内国法人が土地の評価換えを行い、会計上その帳簿価額を増額して評価益を計上した場合は、その評価益は法人税法上益金の額に算入されない(法法25条①)。したがって、質問の場合は、法人が計上した5,000万円の評価益に対しては法人税は課税されない。
他方、4,000万円の貸倒損失については、損金算入の要件を満たす限り損金の額に算入して差支えない。
したがって、会計上は5,000万円の評価益と同時に4,000万円の貸倒損失が計上されるため、差引き1,000万円の利益が算出されることになる(下記①)。
一方、税務上は5,000万円の評価益は益金の額に算入されない、即ち無税であるが、貸倒損失は損金算入とされるため差引き4,000万円の欠損となる(下記②)。
(①会計上の処理) (②税務上の処理)
評価益 5,000万円 評価益 5,000万円
貸倒損失 △4,000万円 評価益(同額減算)△5,000万円
差引利益 1,000万円 貸倒損失 △4,000万円
差引欠損 △4,000万円
法人が多額の評価益を計上した場合は、会計上の利益金額と税務上の所得金額(欠損金額)との乖離が大きくなる。税務上生じた欠損金額は繰越控除の対象となる。
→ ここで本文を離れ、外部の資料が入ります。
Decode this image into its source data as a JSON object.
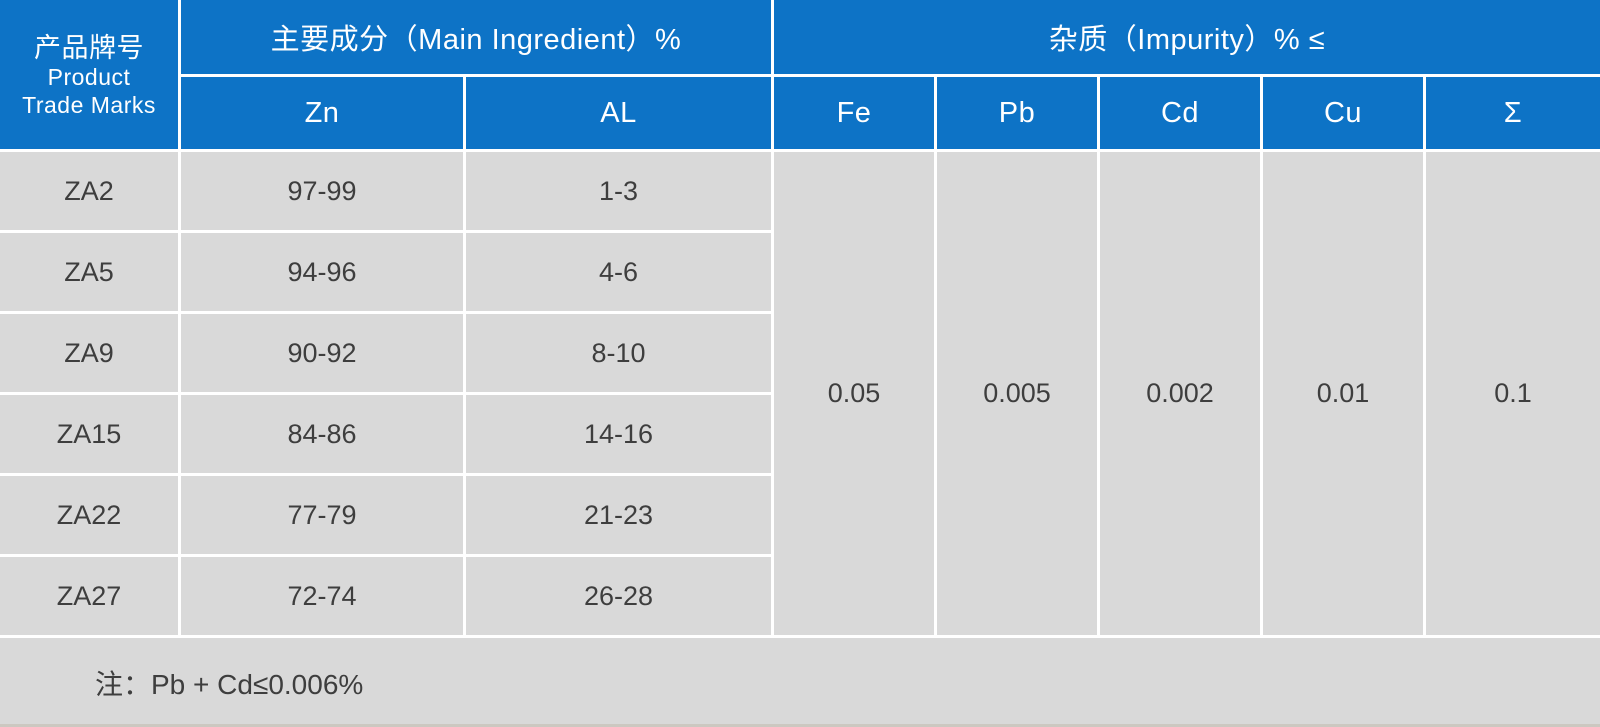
{
  "colors": {
    "header_blue": "#0d73c6",
    "row_gray": "#d9d9d9",
    "border_white": "#ffffff",
    "body_text": "#3e3e3e",
    "header_text": "#ffffff"
  },
  "chart_data": {
    "type": "table",
    "title": "Zinc alloy product composition specification table",
    "header": {
      "corner": [
        "产品牌号",
        "Product",
        "Trade Marks"
      ],
      "groups": [
        {
          "label": "主要成分（Main Ingredient）%",
          "columns": [
            "Zn",
            "AL"
          ]
        },
        {
          "label": "杂质（Impurity）% ≤",
          "columns": [
            "Fe",
            "Pb",
            "Cd",
            "Cu",
            "Σ"
          ]
        }
      ],
      "columns": {
        "zn": "Zn",
        "al": "AL",
        "fe": "Fe",
        "pb": "Pb",
        "cd": "Cd",
        "cu": "Cu",
        "sum": "Σ"
      }
    },
    "rows": [
      {
        "trade_mark": "ZA2",
        "zn": "97-99",
        "al": "1-3"
      },
      {
        "trade_mark": "ZA5",
        "zn": "94-96",
        "al": "4-6"
      },
      {
        "trade_mark": "ZA9",
        "zn": "90-92",
        "al": "8-10"
      },
      {
        "trade_mark": "ZA15",
        "zn": "84-86",
        "al": "14-16"
      },
      {
        "trade_mark": "ZA22",
        "zn": "77-79",
        "al": "21-23"
      },
      {
        "trade_mark": "ZA27",
        "zn": "72-74",
        "al": "26-28"
      }
    ],
    "impurity_limits": {
      "fe": "0.05",
      "pb": "0.005",
      "cd": "0.002",
      "cu": "0.01",
      "sum": "0.1"
    },
    "note": "注：Pb + Cd≤0.006%"
  }
}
また、評価益を単一の事業年年度で全額計上せず、複数の事業年度に渡って小出しに計上する場合もある。償却したい不良債権や不良在庫の額に見合う評価益を計上し、残額を爾後の償却のために残しておくのである。適正な会計処理
を行う立場からは好ましくないが、税務上これを規制する特別な規定はない。
尚、貸倒損失は、原則として全額回収不能であることが損金算入の条件であるから、一部でも回收可能である限りは、その全額を損金の額に算入することができない。
上記の記述は、2010年5月22現在の法令・通達等に基づいています。その後の税制改正や個別事情等により、異なる課税関係が生じる場合がありますのでご注意ください。